Hot and sour eggplant curry

Murdoch Recipe Article Lead - narrow
Murdoch Recipe Article Lead - narrow 

Eggplant (aubergine) goes particularly well with coriander, cumin and coconut rich, warm flavours but is surprisingly amenable to a wide range of ingredients, such as the curry-scented fenugreek and anise-flavoured fennel used in this dish.


1 large (about 500g) eggplant

2 small tomatoes

2 tbsp oil

3 tsp fenugreek seeds

3 tsp fennel seeds

4 cloves, crushed garlic

1 large, finely diced onion

4 curry leaves

1 1/2 tbsp ground coriander

2 tsp turmeric

125ml (1/2 cup) tomato juice

2 tbsp tamarind purée

2 red chillie, finely sliced

125ml (1/2 cup) coconut cream

1 handful leaves, chopped coriander


1. Cut the eggplant into 2cm cubes. Sprinkle with 1/2 teaspoon salt and set aside for 1 hour. Drain and rinse.
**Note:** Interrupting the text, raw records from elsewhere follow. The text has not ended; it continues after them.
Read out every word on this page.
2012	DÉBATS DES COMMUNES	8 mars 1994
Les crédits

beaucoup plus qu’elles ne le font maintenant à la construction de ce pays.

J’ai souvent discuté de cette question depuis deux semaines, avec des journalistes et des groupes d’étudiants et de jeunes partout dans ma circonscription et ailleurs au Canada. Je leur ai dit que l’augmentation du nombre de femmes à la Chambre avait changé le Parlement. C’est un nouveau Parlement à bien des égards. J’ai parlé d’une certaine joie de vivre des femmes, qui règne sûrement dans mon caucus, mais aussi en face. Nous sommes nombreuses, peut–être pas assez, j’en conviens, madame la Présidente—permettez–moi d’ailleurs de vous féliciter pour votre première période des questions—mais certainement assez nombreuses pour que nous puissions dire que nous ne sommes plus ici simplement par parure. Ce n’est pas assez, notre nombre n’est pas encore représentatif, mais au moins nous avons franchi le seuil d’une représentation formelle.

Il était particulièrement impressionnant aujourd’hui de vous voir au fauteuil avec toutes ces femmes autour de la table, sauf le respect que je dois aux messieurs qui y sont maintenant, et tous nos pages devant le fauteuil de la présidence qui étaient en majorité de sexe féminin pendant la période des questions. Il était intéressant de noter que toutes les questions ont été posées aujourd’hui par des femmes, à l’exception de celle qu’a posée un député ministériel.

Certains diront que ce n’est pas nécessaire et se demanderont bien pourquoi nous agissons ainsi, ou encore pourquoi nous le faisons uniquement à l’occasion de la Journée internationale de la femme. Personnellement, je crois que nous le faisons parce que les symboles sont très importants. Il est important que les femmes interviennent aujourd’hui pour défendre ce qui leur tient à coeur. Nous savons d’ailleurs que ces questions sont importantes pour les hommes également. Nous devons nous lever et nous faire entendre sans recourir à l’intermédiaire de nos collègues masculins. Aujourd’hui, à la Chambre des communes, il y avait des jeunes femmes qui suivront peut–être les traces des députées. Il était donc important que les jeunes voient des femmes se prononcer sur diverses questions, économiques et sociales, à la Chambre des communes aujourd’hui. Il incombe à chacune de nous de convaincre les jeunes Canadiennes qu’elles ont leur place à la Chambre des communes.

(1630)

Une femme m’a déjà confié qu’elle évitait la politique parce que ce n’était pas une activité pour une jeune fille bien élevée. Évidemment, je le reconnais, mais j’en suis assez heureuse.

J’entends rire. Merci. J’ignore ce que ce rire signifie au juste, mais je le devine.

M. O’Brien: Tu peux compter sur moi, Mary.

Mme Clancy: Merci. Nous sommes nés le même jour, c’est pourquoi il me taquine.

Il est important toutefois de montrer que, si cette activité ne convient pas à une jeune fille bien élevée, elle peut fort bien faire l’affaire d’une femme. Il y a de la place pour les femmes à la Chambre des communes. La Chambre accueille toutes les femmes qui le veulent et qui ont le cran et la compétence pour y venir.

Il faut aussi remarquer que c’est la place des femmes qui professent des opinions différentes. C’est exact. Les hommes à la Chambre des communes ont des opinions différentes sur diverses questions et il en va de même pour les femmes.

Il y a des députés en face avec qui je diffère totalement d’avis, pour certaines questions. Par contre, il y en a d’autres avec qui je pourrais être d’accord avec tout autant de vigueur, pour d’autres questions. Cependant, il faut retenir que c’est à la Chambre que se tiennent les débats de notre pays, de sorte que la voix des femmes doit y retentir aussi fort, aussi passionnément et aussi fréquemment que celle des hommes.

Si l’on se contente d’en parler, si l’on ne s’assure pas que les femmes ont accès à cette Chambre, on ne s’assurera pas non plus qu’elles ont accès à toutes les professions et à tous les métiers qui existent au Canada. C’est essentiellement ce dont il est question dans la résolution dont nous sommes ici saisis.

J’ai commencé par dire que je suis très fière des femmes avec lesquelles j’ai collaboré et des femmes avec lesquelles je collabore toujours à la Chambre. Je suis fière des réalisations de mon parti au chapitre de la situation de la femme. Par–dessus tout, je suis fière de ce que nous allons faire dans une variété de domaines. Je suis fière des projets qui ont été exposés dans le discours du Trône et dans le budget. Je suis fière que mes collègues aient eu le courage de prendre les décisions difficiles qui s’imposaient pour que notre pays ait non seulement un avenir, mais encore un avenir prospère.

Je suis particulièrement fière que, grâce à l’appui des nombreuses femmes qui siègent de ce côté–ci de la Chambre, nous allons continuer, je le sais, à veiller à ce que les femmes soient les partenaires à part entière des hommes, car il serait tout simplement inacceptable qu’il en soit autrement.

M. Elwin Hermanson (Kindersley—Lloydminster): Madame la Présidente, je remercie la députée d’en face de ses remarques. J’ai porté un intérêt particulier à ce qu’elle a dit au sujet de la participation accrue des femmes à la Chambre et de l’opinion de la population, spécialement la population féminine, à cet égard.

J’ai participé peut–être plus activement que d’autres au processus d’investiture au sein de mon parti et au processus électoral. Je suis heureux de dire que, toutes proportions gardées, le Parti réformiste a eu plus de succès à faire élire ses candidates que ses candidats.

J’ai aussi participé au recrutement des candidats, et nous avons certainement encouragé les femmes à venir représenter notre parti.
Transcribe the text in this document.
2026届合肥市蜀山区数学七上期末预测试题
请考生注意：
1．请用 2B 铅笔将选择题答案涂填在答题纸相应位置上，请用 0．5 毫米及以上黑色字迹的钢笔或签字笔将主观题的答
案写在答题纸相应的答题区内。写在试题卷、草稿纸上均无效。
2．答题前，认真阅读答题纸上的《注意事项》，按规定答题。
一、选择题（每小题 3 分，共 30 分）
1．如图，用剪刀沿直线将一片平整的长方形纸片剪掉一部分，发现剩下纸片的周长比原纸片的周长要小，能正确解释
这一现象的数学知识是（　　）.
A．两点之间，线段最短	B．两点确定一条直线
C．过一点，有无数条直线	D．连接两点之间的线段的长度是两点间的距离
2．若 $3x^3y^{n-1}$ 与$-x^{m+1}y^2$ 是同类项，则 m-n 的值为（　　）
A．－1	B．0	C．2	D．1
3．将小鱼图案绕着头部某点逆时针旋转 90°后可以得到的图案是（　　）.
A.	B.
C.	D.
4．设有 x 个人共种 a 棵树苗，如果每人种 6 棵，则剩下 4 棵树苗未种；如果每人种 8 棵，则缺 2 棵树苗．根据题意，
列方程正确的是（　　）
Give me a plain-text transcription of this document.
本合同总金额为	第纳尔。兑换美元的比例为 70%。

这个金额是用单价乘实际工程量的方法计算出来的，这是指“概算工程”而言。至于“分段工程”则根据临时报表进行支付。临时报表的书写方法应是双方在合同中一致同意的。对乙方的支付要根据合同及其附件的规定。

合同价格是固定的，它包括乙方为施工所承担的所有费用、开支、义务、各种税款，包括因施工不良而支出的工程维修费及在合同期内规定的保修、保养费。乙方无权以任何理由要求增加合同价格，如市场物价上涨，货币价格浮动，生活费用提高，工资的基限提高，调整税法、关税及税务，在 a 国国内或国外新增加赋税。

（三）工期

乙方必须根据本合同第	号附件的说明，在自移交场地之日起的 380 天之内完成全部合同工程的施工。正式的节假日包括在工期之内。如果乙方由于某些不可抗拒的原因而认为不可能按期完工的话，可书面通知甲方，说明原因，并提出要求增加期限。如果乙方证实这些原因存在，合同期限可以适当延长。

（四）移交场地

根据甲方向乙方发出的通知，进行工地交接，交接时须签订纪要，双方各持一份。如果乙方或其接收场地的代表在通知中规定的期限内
2. Chop the tomatoes into rough dice. Heat the oil in a heavy-based saucepan over medium heat. Add the fenugreek and fennel seeds. When they start to crackle, add the garlic, onion and curry leaves and cook for 3-5 minutes or until onion is transparent. Add the eggplant and stir for 6 minutes, or until it begins to soften. Add the ground spices, tomatoes, tomato juice, tamarind and sliced fresh chillies.

3. Bring to the boil, then reduce to a simmer, cover and continue to cook for about 35 minutes, or until eggplant is very soft. Stir in the coconut cream and coriander and season to taste.